Dietary Needs and Habits

Windsievers are both omnivorous foragers and filter feeders. By day, they burrow underground and stick their tongues into the air (see Anatomy & Morphology) as they sleep. The four comb-like branches of the tongue are coated with microscopic barbules that give them the stickiness required to passively ensare gnats, flies, pollen, and even dustwisps. Drawing this detritus from time to time for consumption also gives the creature the chance to survey its environment for factors like temperature and the presence of predators in the area (see Perception & Sensory Capabilities) via its Jacobsons organs. By night, windsievers emerge from their burrows and use their tongues to probe insect hives for live prey. Most Distal insect toxins have little effect on windsievers, an adaptation evolved to suit this diet. Windsievers can also use their tongues to lick up pollen and nectar from within flowers, and enough pollen gets caught on them in the process that they have become an important pollinator for some Distal plant species.

Behaviour

Windsievers are skittish and prone to fleeing if caught outside of their burrows. Should they smell predators during daylight hours, they wake up, retract their tongues, and seal their burrows to wait for the danger to pass. Other than during mating season or shortly after birth, windsievers are non-social and merely tolerate the presence of other members of their species rather than seeking them out. Windsievers may seek to frighting one another away from insect burrows upon which they intend to feed, and it is believed that this behavior is designed to help prevent 'tongue-tying' between the animals as well as being a form of competition for limited resources.

Additional Information

Domestication

The unique chirality and variety of food involved in their diet, as well as their paranoid nature, make them ill-suited for domestication even as pets. The population and behavior of windsievers are important bellweathers for the status of the food chain in a given Distal environment, however, and researchers can observe the animals to draw conclusions about the health of the environment. For example, numerous windsievers in close quarters with eachother may indicate plentiful insect and flowering plant populations, while a lack of the usual fear around researchers may indicate low predator populations.
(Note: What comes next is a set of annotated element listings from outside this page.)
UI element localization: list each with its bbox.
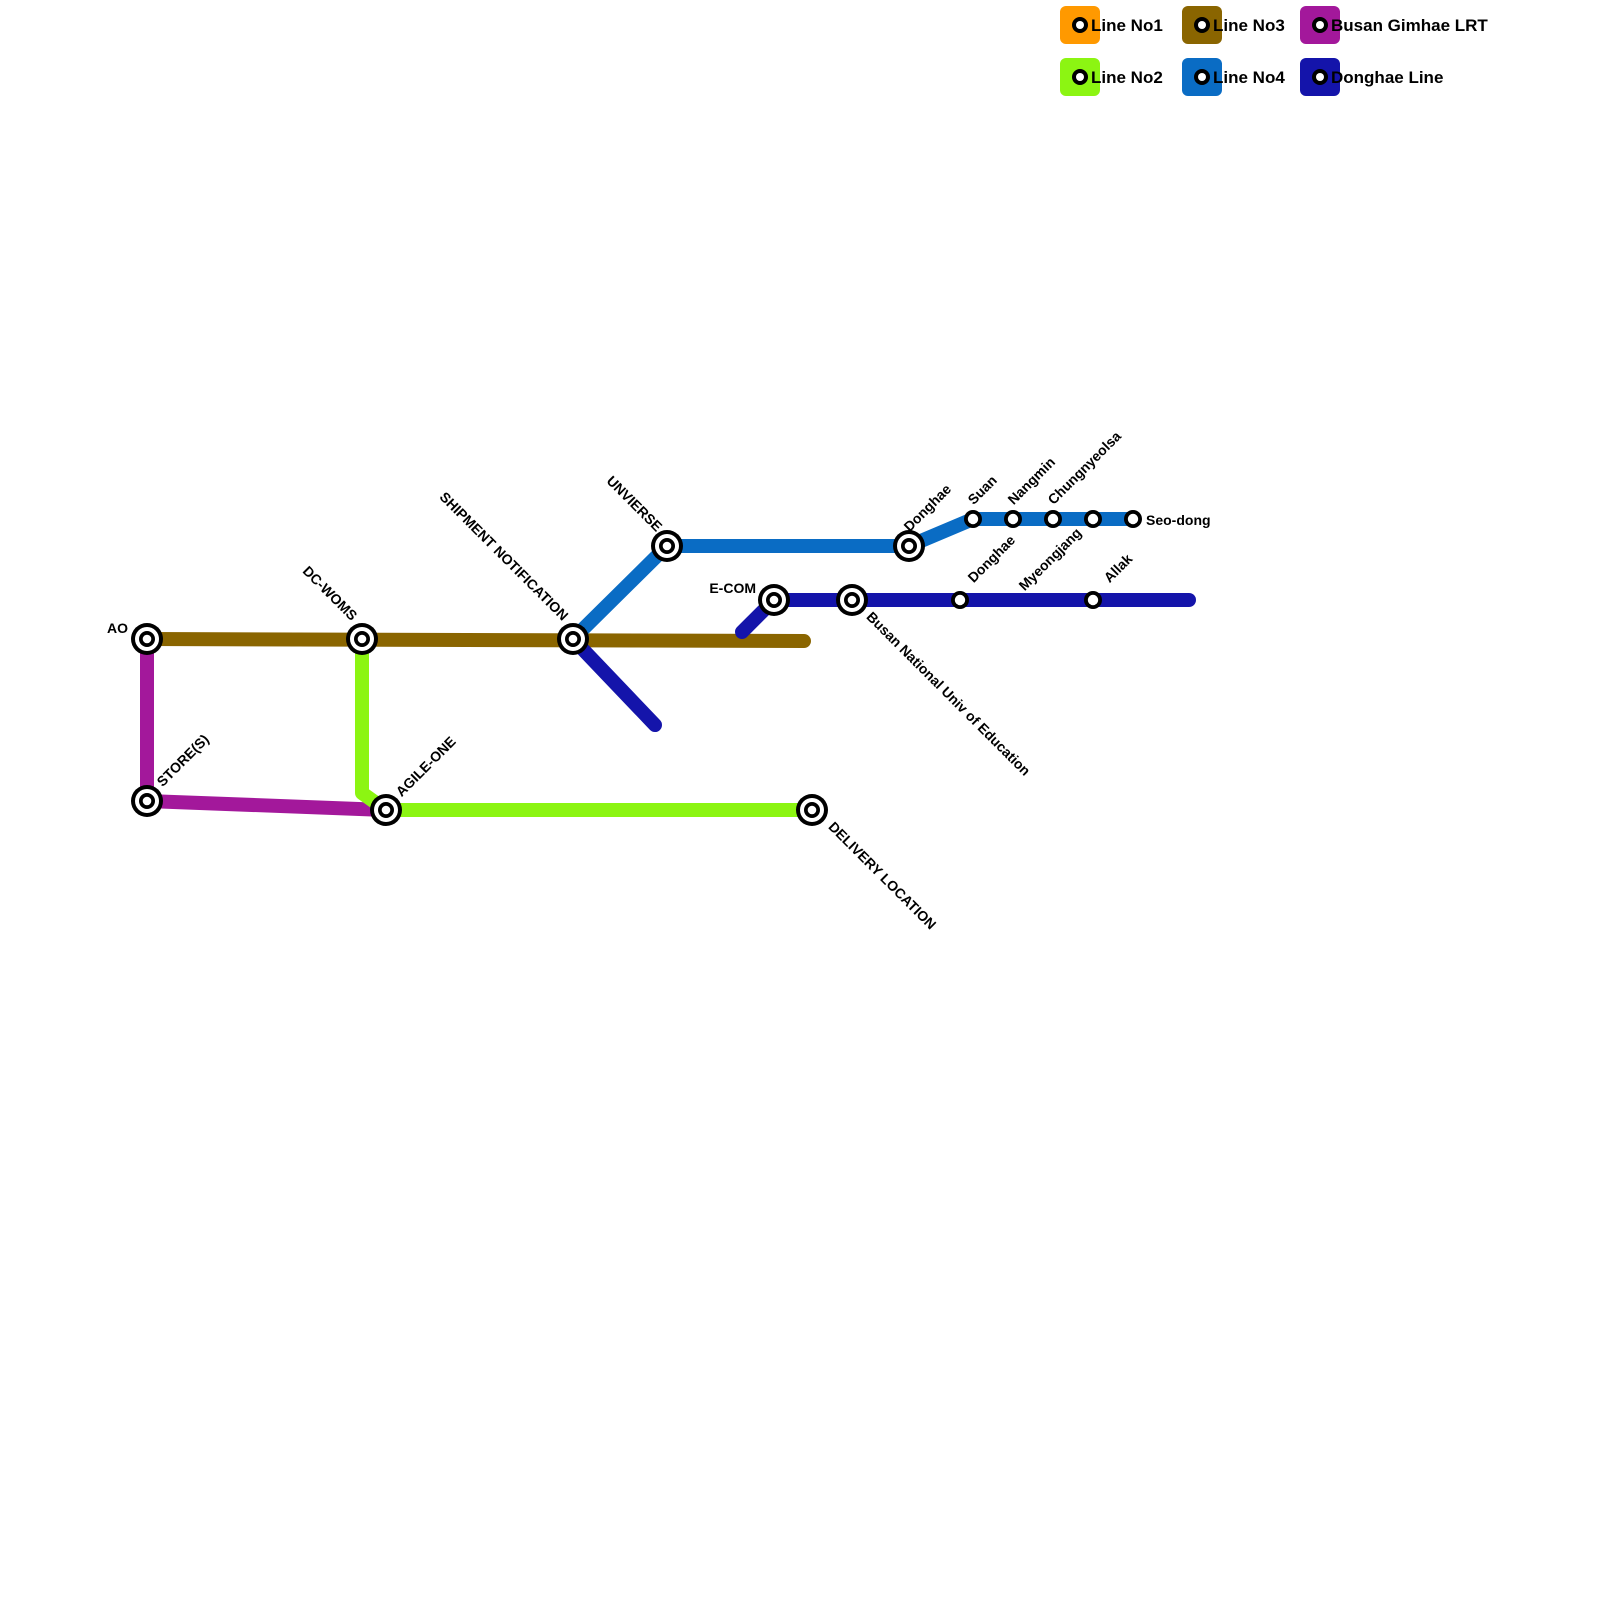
svg-text:Chungnyeolsa: Chungnyeolsa: [1044, 428, 1124, 508]
svg-text:Line No2: Line No2: [1091, 68, 1163, 87]
svg-text:AGILE-ONE: AGILE-ONE: [392, 733, 458, 799]
svg-text:Line No4: Line No4: [1213, 68, 1285, 87]
svg-text:Myeongjang: Myeongjang: [1015, 524, 1084, 593]
svg-text:DELIVERY LOCATION: DELIVERY LOCATION: [826, 818, 940, 932]
svg-text:E-COM: E-COM: [709, 580, 756, 596]
svg-text:UNVIERSE: UNVIERSE: [604, 473, 666, 535]
svg-text:Line No1: Line No1: [1091, 16, 1163, 35]
svg-text:Suan: Suan: [964, 472, 1000, 508]
svg-text:DC-WOMS: DC-WOMS: [300, 563, 361, 624]
svg-text:Busan National Univ of Educati: Busan National Univ of Education: [864, 608, 1034, 778]
svg-text:Allak: Allak: [1100, 550, 1135, 585]
svg-text:STORE(S): STORE(S): [153, 731, 211, 789]
svg-text:Donghae: Donghae: [964, 532, 1018, 586]
svg-text:Donghae Line: Donghae Line: [1331, 68, 1443, 87]
svg-text:AO: AO: [107, 620, 128, 636]
svg-text:Line No3: Line No3: [1213, 16, 1285, 35]
svg-text:SHIPMENT NOTIFICATION: SHIPMENT NOTIFICATION: [437, 489, 572, 624]
svg-text:Seo-dong: Seo-dong: [1146, 512, 1211, 528]
svg-text:Busan Gimhae LRT: Busan Gimhae LRT: [1331, 16, 1488, 35]
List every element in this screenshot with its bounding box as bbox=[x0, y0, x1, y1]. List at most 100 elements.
Perception and Sensory Capabilities

Windsievers are nocturnal and have excellent low light vision, though they only have limited color perception. Because they have four eyes - two along either sides of their heads - and divets along their skulls in line with these eyes, windsievers can see all around them except for a narrow area directly behind their heads. Predators seeking to capitalize on this blind spot are often detected anyways due to the creature's sensitive hearing.   Windsievers bury themselves in the earth during daylight hours and flick their long tongues into the air, immitating blades of grass blowing in the wind so as not to draw attention to themselves. In addition to passively feeding (see Dietary Needs & Habits), they retain excellent situational awareness by doing this, drawing smells in to be analyzed by the Jacobson's organs in their ear channels.   The great sensitivity of windsievers has benefits and drawbacks. The metabolic requirements of such a complex sensory system means that the creatures must either be hunting or resting. The creature is often forced to ignore one sense in favor of another so as not to overtax its brain; windsievers prefer to focus on scent when resting during daylight hours, hearing and scent when foraging during nighttime hours, and sight when evading predators.